Worldwide monitoring of fossil fuel carbon dioxide (FFCO2) has been fragmented, and mostly devoted to developed countries. Here we compare a previously published FFCO2 dataset with socio-economic ...characteristics in order to better tailor FFCO2 urban point-sources for a megacity of the Global South, the Metropolitan Area of Rio de Janeiro (MARJ), Brazil. Evaluations were performed by superimposing maps of the FFCO2 measurements on urban data acquired from the Brazilian Institute of Geography and Statistics, the latest Origin-Destination Survey of the MARJ, and correlation and regression analyses between FFCO2 and socioeconomic variables. While we confirmed that population density and the transportation sector are important drivers of FFCO2 concentrations, the centrality of urban activities within MARJ also creates undesirable clustered zones (e.g., the city centers and the main intercity bridge). At the intra-urban scale, both high- and low-income residents play important roles in FFCO2 levels. For instance, higher-income populations tend to produce more carbon pollution at their own residential areas, where most urban activities are located. Low FFCO2 levels were found in low-income areas with poor infrastructure. However, distance from the city center, age distribution, job availability, lack of basic services, and car ownership force low-income populations to commute through high-traffic areas, adding high FFCO2 levels to the same already clustered places. By integrating FFCO2 monitoring with many socioeconomic variables, we believe that we capture its spatial distribution as well as better understand the causes of its emission patterns.

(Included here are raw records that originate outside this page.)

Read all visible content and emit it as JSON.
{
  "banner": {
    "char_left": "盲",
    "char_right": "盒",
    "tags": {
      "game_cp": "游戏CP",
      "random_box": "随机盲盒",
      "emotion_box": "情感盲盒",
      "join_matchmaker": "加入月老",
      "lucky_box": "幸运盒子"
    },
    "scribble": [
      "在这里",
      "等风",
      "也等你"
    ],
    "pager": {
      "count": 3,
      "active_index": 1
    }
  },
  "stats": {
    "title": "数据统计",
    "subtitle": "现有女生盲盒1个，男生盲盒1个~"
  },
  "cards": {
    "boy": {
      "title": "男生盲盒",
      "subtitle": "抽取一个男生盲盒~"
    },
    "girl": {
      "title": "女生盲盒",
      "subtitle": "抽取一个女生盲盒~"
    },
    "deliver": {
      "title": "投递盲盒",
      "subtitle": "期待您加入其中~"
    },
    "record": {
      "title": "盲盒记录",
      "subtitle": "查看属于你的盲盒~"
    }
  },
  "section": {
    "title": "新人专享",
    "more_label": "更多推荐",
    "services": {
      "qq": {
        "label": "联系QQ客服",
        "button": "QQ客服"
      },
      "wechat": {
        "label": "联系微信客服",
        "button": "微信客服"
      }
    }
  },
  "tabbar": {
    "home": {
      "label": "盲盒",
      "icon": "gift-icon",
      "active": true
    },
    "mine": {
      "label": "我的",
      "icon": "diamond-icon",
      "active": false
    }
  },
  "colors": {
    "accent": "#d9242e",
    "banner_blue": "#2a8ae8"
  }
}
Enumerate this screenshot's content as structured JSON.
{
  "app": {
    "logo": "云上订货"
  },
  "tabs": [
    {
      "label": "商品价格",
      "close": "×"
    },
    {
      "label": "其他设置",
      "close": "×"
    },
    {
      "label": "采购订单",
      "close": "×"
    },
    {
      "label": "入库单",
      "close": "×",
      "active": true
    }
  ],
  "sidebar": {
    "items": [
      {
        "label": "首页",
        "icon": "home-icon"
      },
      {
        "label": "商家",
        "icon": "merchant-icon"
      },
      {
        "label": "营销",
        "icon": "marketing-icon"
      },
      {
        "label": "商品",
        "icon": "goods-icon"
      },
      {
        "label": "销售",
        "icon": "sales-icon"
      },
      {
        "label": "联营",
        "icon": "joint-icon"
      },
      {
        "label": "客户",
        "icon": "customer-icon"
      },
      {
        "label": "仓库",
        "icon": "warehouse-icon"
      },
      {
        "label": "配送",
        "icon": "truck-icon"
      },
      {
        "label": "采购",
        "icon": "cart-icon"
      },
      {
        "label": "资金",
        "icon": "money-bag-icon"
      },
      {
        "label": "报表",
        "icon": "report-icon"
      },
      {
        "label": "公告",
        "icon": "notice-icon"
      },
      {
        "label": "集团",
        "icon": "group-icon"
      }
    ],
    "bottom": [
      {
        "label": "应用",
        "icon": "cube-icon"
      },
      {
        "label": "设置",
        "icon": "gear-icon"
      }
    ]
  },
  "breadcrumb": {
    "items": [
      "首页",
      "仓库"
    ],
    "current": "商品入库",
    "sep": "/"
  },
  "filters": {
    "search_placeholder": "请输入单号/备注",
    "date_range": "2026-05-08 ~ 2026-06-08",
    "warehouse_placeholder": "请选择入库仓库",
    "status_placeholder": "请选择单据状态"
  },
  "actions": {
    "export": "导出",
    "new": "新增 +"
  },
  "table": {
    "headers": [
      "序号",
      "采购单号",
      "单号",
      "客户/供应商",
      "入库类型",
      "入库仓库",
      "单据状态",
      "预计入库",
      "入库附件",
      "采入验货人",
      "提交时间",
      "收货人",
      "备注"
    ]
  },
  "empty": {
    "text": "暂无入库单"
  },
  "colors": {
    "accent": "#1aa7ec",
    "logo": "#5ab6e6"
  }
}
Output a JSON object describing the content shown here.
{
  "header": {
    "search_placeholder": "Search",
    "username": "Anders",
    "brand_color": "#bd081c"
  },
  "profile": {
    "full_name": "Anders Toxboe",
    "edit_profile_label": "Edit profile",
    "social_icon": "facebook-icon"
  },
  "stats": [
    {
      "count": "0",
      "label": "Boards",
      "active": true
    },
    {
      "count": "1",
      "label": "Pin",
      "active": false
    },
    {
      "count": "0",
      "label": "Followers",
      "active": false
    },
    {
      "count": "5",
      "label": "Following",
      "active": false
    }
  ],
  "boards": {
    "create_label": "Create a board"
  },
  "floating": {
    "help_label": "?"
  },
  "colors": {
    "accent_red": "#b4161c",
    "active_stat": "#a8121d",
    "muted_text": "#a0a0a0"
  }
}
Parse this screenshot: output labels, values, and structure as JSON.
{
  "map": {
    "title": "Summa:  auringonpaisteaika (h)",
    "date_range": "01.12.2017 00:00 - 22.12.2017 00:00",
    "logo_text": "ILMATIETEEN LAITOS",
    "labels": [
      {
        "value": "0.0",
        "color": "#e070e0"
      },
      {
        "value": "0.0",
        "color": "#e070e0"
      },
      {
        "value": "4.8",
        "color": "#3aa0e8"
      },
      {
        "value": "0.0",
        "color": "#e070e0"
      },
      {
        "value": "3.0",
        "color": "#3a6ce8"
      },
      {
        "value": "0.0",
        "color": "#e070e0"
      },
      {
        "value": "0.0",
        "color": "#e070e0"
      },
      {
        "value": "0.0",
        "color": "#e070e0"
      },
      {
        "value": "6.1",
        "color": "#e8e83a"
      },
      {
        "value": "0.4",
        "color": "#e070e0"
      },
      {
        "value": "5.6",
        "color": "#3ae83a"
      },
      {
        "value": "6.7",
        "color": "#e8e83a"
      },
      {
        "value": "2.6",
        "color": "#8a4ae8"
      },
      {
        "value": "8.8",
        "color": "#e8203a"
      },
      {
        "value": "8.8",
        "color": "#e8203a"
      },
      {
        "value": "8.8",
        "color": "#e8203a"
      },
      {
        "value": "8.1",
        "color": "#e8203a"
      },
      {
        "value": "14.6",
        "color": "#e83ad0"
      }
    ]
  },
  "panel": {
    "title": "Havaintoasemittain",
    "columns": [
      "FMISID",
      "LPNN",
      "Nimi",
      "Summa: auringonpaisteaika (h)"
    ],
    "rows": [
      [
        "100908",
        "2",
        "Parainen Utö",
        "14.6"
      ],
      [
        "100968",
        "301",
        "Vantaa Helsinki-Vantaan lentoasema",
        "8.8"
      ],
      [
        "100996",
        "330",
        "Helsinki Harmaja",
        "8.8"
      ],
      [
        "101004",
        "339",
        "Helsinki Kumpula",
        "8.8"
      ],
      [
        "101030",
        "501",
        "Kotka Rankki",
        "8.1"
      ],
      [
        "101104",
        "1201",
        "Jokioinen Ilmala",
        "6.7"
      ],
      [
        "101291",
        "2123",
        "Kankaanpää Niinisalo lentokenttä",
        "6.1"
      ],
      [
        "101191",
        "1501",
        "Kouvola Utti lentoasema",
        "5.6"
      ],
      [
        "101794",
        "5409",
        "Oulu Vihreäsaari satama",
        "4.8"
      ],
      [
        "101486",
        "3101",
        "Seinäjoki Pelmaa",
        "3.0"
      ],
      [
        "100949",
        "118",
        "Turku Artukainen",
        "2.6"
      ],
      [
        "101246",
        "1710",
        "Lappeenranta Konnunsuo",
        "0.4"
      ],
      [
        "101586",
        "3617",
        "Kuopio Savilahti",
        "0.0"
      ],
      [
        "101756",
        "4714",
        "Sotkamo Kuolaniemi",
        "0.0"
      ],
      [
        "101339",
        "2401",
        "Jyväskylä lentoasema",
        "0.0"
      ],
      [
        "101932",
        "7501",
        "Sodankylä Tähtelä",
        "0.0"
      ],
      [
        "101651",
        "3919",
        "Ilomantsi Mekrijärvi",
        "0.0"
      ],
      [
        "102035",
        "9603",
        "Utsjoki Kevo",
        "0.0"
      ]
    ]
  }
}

Therefore, future CO2 monitoring and assessment studies conducted in megacities can benefit from the insights and discussions presented in this study.
•Low FFCO2 levels were found in low-income areas with poor infrastructure.•A spatial regression model was used to analyze drivers of FFCO2 concentration.•High FFCO2 levels were found mostly on city centers and near intercity bridge.•A polycentric development model could mitigate emissions by reducing traffic demands.•FFCO2 remains a challenge even in areas with wide biofuel use, such as MARJ.